Haibara sighed heavily. "Not good news on that front. The other day, he got lost when trying to walk to the bathroom. He called Professor Agasa in a panic. We got a cat-scan done, and his brain looks like it went through a blender. There's parts which are inactive – which is really bad, according to the doctor. Other parts of his brain have been picking up the slack, but sometimes he gets confused, or words get stuck, like dealing with a malfunctioning computer. They want to test him for syphilis. Forgetting half a century of memories appears to be disastrous for the brain. He said that he didn't think he'd ever lost so much time before, but how would he know?"

Conan swallowed nervously. "Should I get a cat-scan too? I haven't had any problems like that, but Okiagari did stuff a bunch of someone else's memories into my head. That can't be good."

"If you were going to have problems, we'd have noticed them already."

He sighed. "I suppose you're right." He made a mental note to ask his parents to take him to a doctor, just in case. Areku had woken up only a couple months ago, the last time he'd talked with Haibara. It'd been even longer since he talked to Hattori. Not that he was completely out of contact with everyone in Japan, but some goodbyes had been more traumatic than others. Like Kogorou, the man who simultaneously become Conan's adoptive father and his unknowing sock puppet, the man he'd regularly drugged, lied to, and manipulated.

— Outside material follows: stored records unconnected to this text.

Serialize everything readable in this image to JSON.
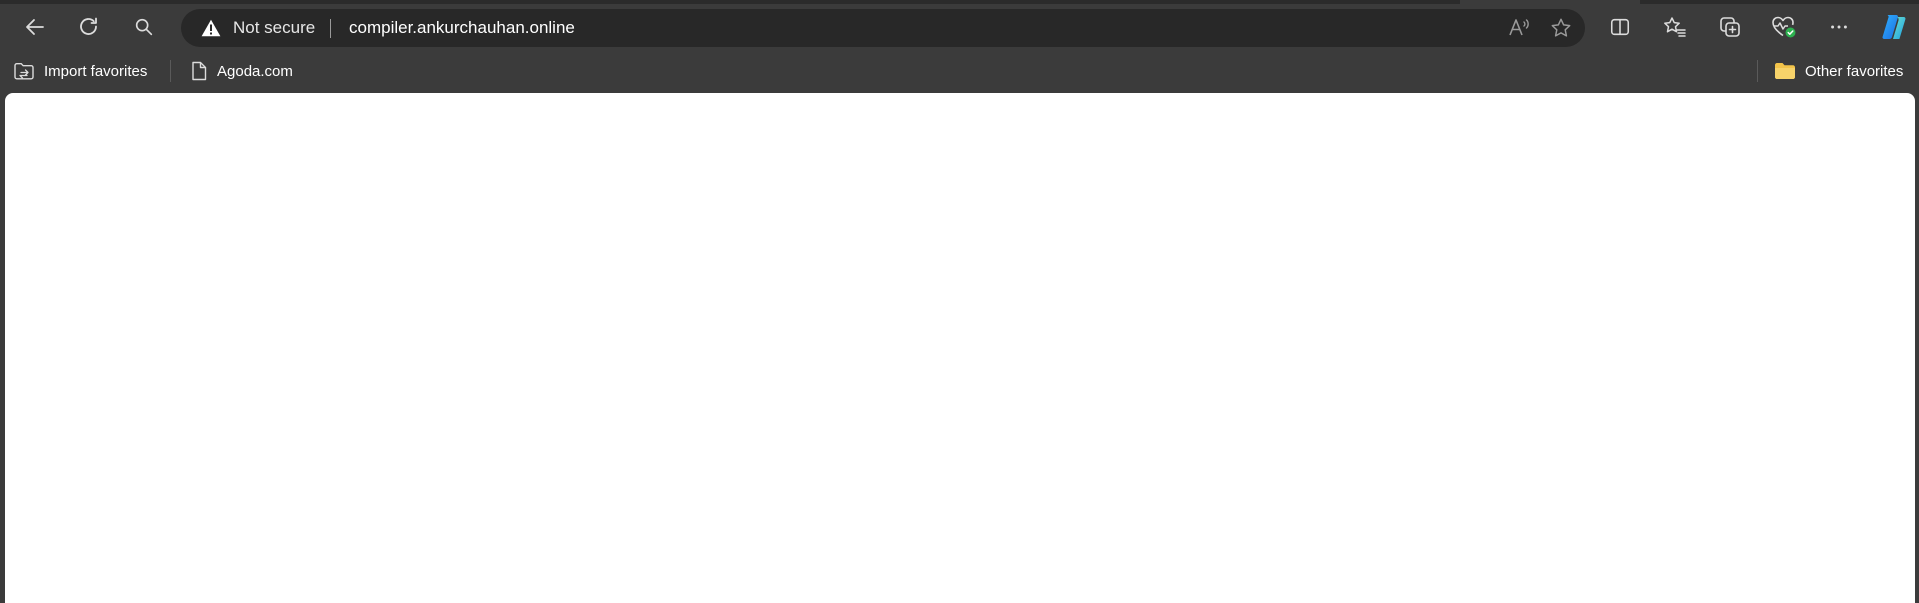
{
  "toolbar": {
    "back_icon": "back-arrow-icon",
    "refresh_icon": "refresh-icon",
    "search_icon": "search-icon"
  },
  "address_bar": {
    "security_label": "Not secure",
    "url": "compiler.ankurchauhan.online",
    "security_icon": "warning-triangle-icon"
  },
  "favorites_bar": {
    "items": [
      {
        "label": "Import favorites",
        "icon": "import-favorites-icon"
      },
      {
        "label": "Agoda.com",
        "icon": "page-icon"
      }
    ],
    "other": {
      "label": "Other favorites",
      "icon": "folder-icon"
    }
  },
  "colors": {
    "chrome_bg": "#3b3b3b",
    "address_bg": "#282828",
    "page_bg": "#ffffff",
    "folder": "#f3c44a",
    "accent_green": "#2db04f"
  }
}
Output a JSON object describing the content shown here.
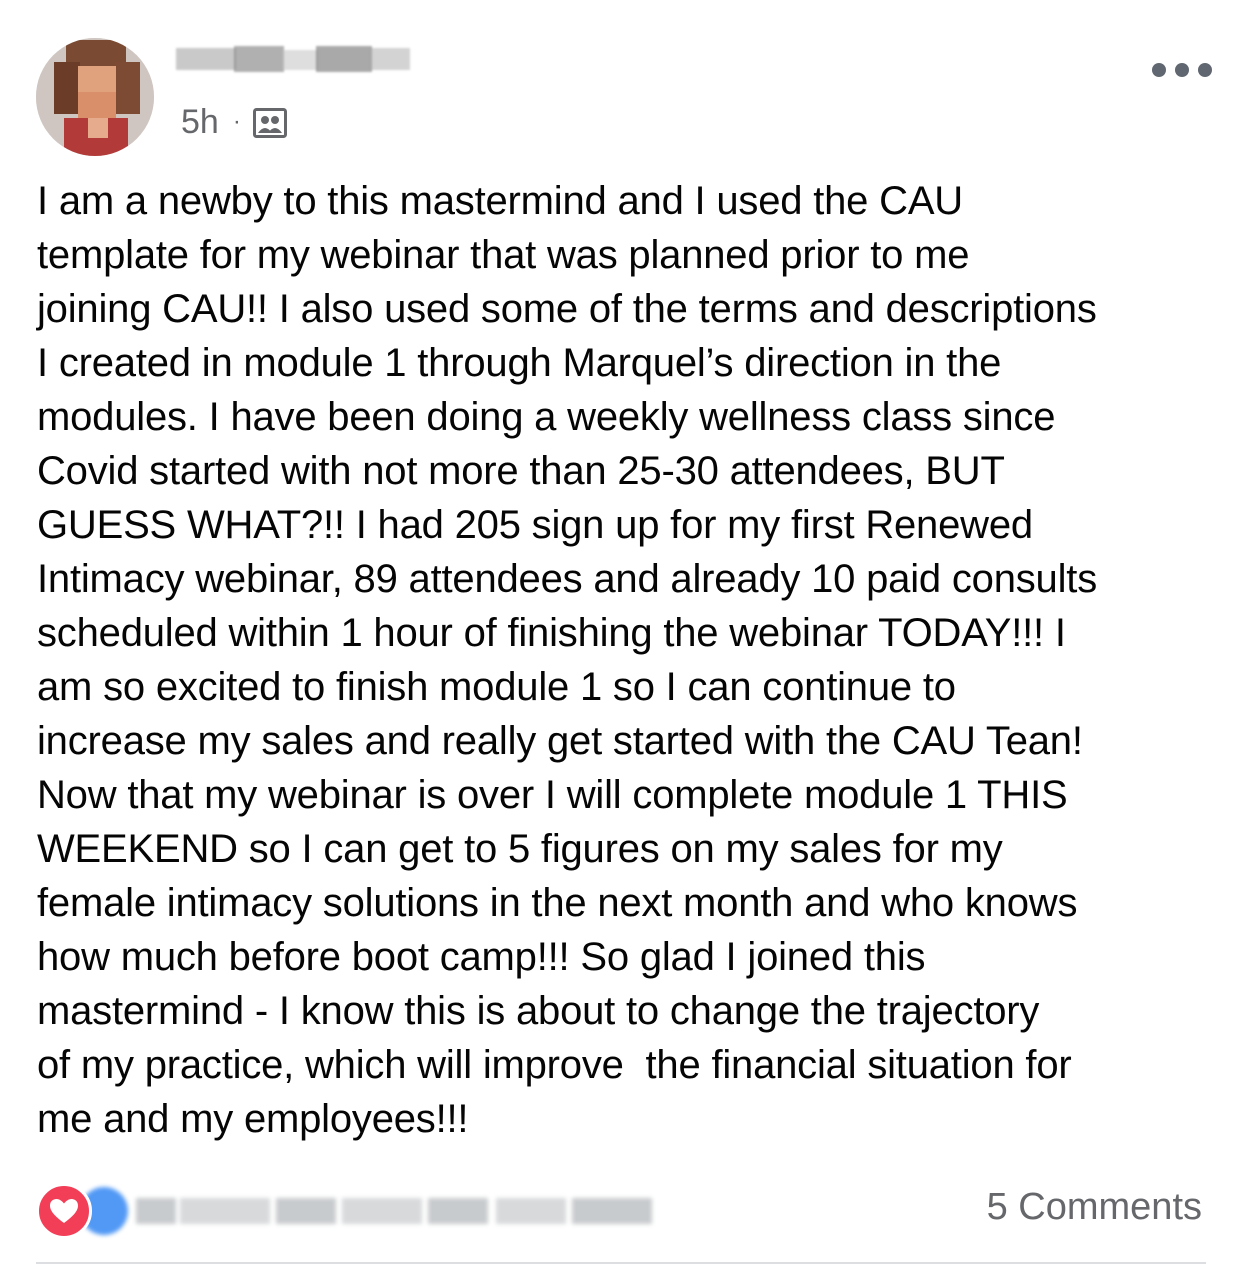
{
  "post": {
    "timestamp": "5h",
    "separator": "·",
    "audience_icon": "group-audience-icon",
    "more_icon": "more-options-icon",
    "text": "I am a newby to this mastermind and I used the CAU\ntemplate for my webinar that was planned prior to me\njoining CAU!! I also used some of the terms and descriptions\nI created in module 1 through Marquel’s direction in the\nmodules. I have been doing a weekly wellness class since\nCovid started with not more than 25-30 attendees, BUT\nGUESS WHAT?!! I had 205 sign up for my first Renewed\nIntimacy webinar, 89 attendees and already 10 paid consults\nscheduled within 1 hour of finishing the webinar TODAY!!! I\nam so excited to finish module 1 so I can continue to\nincrease my sales and really get started with the CAU Tean!\nNow that my webinar is over I will complete module 1 THIS\nWEEKEND so I can get to 5 figures on my sales for my\nfemale intimacy solutions in the next month and who knows\nhow much before boot camp!!! So glad I joined this\nmastermind - I know this is about to change the trajectory\nof my practice, which will improve  the financial situation for\nme and my employees!!!"
  },
  "footer": {
    "reaction_icons": [
      "love-reaction-icon",
      "like-reaction-icon"
    ],
    "comments_label": "5 Comments"
  },
  "colors": {
    "text": "#050505",
    "secondary_text": "#65676b",
    "love": "#f33e58",
    "like": "#1877f2",
    "divider": "#ced0d4"
  }
}
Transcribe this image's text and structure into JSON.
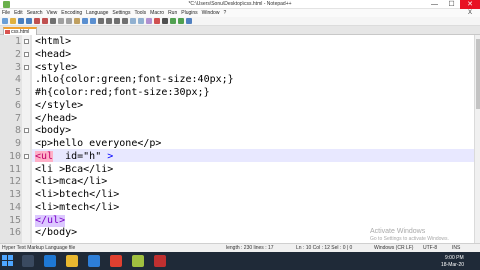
{
  "window": {
    "title": "*C:\\Users\\Sonu\\Desktop\\css.html - Notepad++",
    "controls": [
      "—",
      "☐",
      "✕"
    ]
  },
  "menu": [
    "File",
    "Edit",
    "Search",
    "View",
    "Encoding",
    "Language",
    "Settings",
    "Tools",
    "Macro",
    "Run",
    "Plugins",
    "Window",
    "?"
  ],
  "menu_close": "X",
  "tab": {
    "label": "css.html"
  },
  "editor": {
    "current_line": 10,
    "lines": [
      {
        "n": "1",
        "t": "<html>"
      },
      {
        "n": "2",
        "t": "<head>"
      },
      {
        "n": "3",
        "t": "<style>"
      },
      {
        "n": "4",
        "t": ".hlo{color:green;font-size:40px;}"
      },
      {
        "n": "5",
        "t": "#h{color:red;font-size:30px;}"
      },
      {
        "n": "6",
        "t": "</style>"
      },
      {
        "n": "7",
        "t": "</head>"
      },
      {
        "n": "8",
        "t": "<body>"
      },
      {
        "n": "9",
        "t": "<p>hello everyone</p>"
      },
      {
        "n": "10",
        "a": "<ul",
        "b": "  id=\"h\"",
        "c": " >"
      },
      {
        "n": "11",
        "t": "<li >Bca</li>"
      },
      {
        "n": "12",
        "t": "<li>mca</li>"
      },
      {
        "n": "13",
        "t": "<li>btech</li>"
      },
      {
        "n": "14",
        "t": "<li>mtech</li>"
      },
      {
        "n": "15",
        "t": "</ul>"
      },
      {
        "n": "16",
        "t": "</body>"
      }
    ]
  },
  "status": {
    "type": "Hyper Text Markup Language file",
    "length": "length : 230   lines : 17",
    "pos": "Ln : 10   Col : 12   Sel : 0 | 0",
    "eol": "Windows (CR LF)",
    "enc": "UTF-8",
    "mode": "INS"
  },
  "watermark": {
    "line1": "Activate Windows",
    "line2": "Go to Settings to activate Windows."
  },
  "tray": {
    "time": "9:00 PM",
    "date": "18-Mar-20"
  },
  "colors": {
    "accent": "#f0a030",
    "current_line": "#e8e8ff",
    "tag_highlight": "#ffb0c8",
    "ul_highlight": "#dcc8ff",
    "taskbar": "#1f2a38"
  }
}
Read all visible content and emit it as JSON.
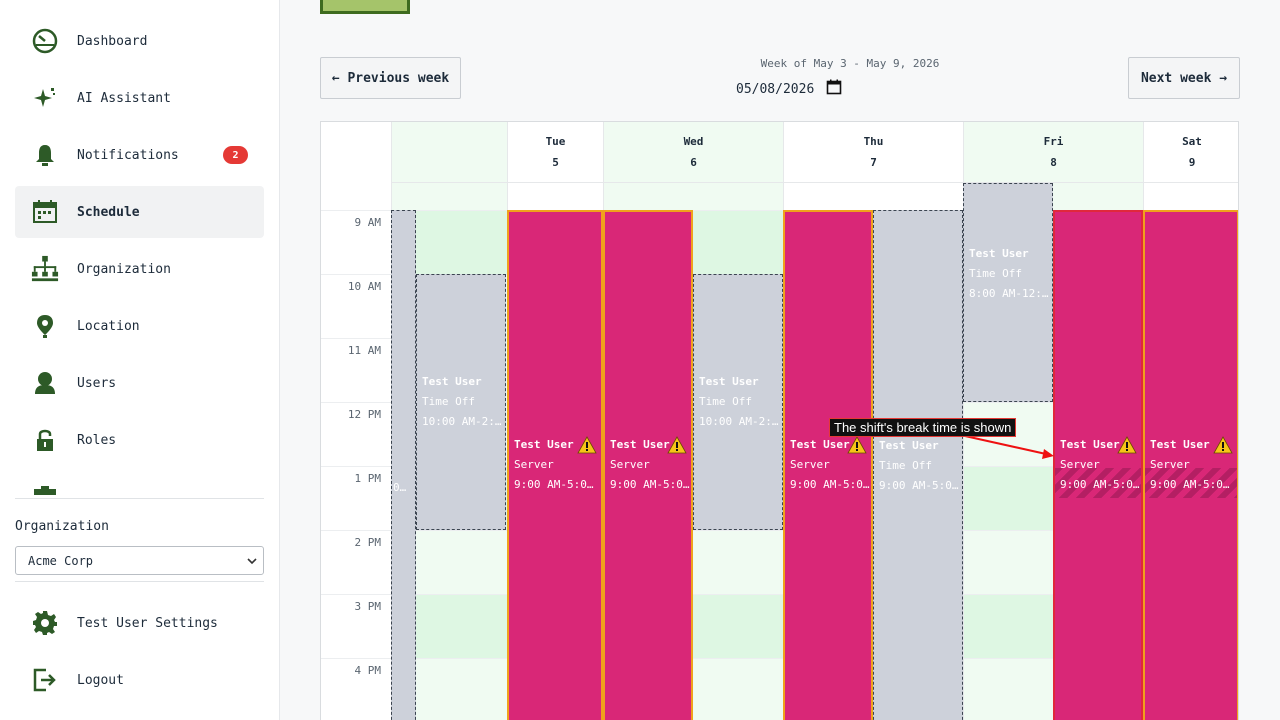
{
  "sidebar": {
    "items": [
      {
        "label": "Dashboard",
        "icon": "dashboard-icon"
      },
      {
        "label": "AI Assistant",
        "icon": "sparkle-icon"
      },
      {
        "label": "Notifications",
        "icon": "bell-icon",
        "badge": "2"
      },
      {
        "label": "Schedule",
        "icon": "calendar-icon",
        "active": true
      },
      {
        "label": "Organization",
        "icon": "org-chart-icon"
      },
      {
        "label": "Location",
        "icon": "location-pin-icon"
      },
      {
        "label": "Users",
        "icon": "user-icon"
      },
      {
        "label": "Roles",
        "icon": "lock-icon"
      }
    ],
    "org_label": "Organization",
    "org_value": "Acme Corp",
    "settings_label": "Test User Settings",
    "logout_label": "Logout"
  },
  "toolbar": {
    "prev_label": "← Previous week",
    "next_label": "Next week →",
    "week_label": "Week of May 3 - May 9, 2026",
    "date_value": "05/08/2026"
  },
  "calendar": {
    "days": [
      {
        "name": "",
        "date": ""
      },
      {
        "name": "Tue",
        "date": "5"
      },
      {
        "name": "Wed",
        "date": "6"
      },
      {
        "name": "Thu",
        "date": "7"
      },
      {
        "name": "Fri",
        "date": "8"
      },
      {
        "name": "Sat",
        "date": "9"
      }
    ],
    "hours": [
      "9 AM",
      "10 AM",
      "11 AM",
      "12 PM",
      "1 PM",
      "2 PM",
      "3 PM",
      "4 PM"
    ],
    "shift": {
      "user": "Test User",
      "role": "Server",
      "time": "9:00 AM-5:0…"
    },
    "timeoff_mon": {
      "user": "Test User",
      "role": "Time Off",
      "time": "10:00 AM-2:…"
    },
    "timeoff_wed": {
      "user": "Test User",
      "role": "Time Off",
      "time": "10:00 AM-2:…"
    },
    "timeoff_thu": {
      "user": "Test User",
      "role": "Time Off",
      "time": "9:00 AM-5:0…"
    },
    "timeoff_fri": {
      "user": "Test User",
      "role": "Time Off",
      "time": "8:00 AM-12:…"
    },
    "clip_text": "0…"
  },
  "annotation": {
    "text": "The shift's break time is shown"
  },
  "colors": {
    "shift": "#d92777",
    "shift_border": "#f0a11c",
    "timeoff": "#cdd1da",
    "green_band": "#e8f8ec",
    "badge": "#e53935"
  }
}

"So, if I come back..." he paused, not sure how to go on.

"You should. Of course, I say that for selfish reasons."

"Right. How about progress on the antidote?"

She made a halfhearted laugh. "Same as last time. Agasa still doesn't have the money to get the equipment or lab rats I need. Almost makes me miss my old lab."

"I'm not sure I want to go back now, anyways," Conan said quietly.

"But, I am going to finish it," she added hastily. "Just in case there's any of the poison out there, waiting to shrink someone else. It may have to wait until I have the backing of a university though."

He hummed some sort of agreement. The fact that it was the middle of the night was making itself known in the form of a massive yawn.

"Kudou..." Haibara said, snickering, "Get some sleep. You're a growing boy, for goodness sake!"

"Right. Thanks Haibara," he mumbled, a smile creeping across his lips.

They said their goodbyes, and he started the long meander back home.

The End


Author's Note


This has been a fun little adventure. I see a lot of people writing stories like this one. Detective Conan has been going for so long, with no end in sight, that to relieve the tension, we write the end for Mr. Aoyama. So many of us, writing the ending, fixing the flaws that we see in the series, whether consciously or unconsciously, that's what we do. But we don't stop there. We go down the roads not walked, paths that the original author would never think to take. We blend it with other series, just to see what would happen.

This is art. Fanfiction is an artform. Don't ever let the claim that fanfiction isn't art go unchallenged.

Art, at its core, is simulation. It can be simulating seeing a sunset, or falling in love, or the feeling of nostalgia. Some simulations are more skillfully done than others, some simulations are of unpleasant things, some simulations show us ugly parts of ourselves and our societies that we'd rather ignore, but these all are still art.

Fanfic writers and fanartists and fangame-makers and cosplayers and role players and filk singers and fanfilm makers and AMV editors and conlangers, we are artists. Our art derivational, and many of us are amateurs and hobbyists, and many of us will never earn a dime from our works, no matter how well-loved or well-known they are, but that doesn't make our art lesser.

Don't let the presuppositions of the categorizing of what is worthy of the title of "art" make you love your art any less, or your ambitions for it any smaller.

Odd. I started out talking about how much fun this fanfic was to write, and ended up composing my manifesto.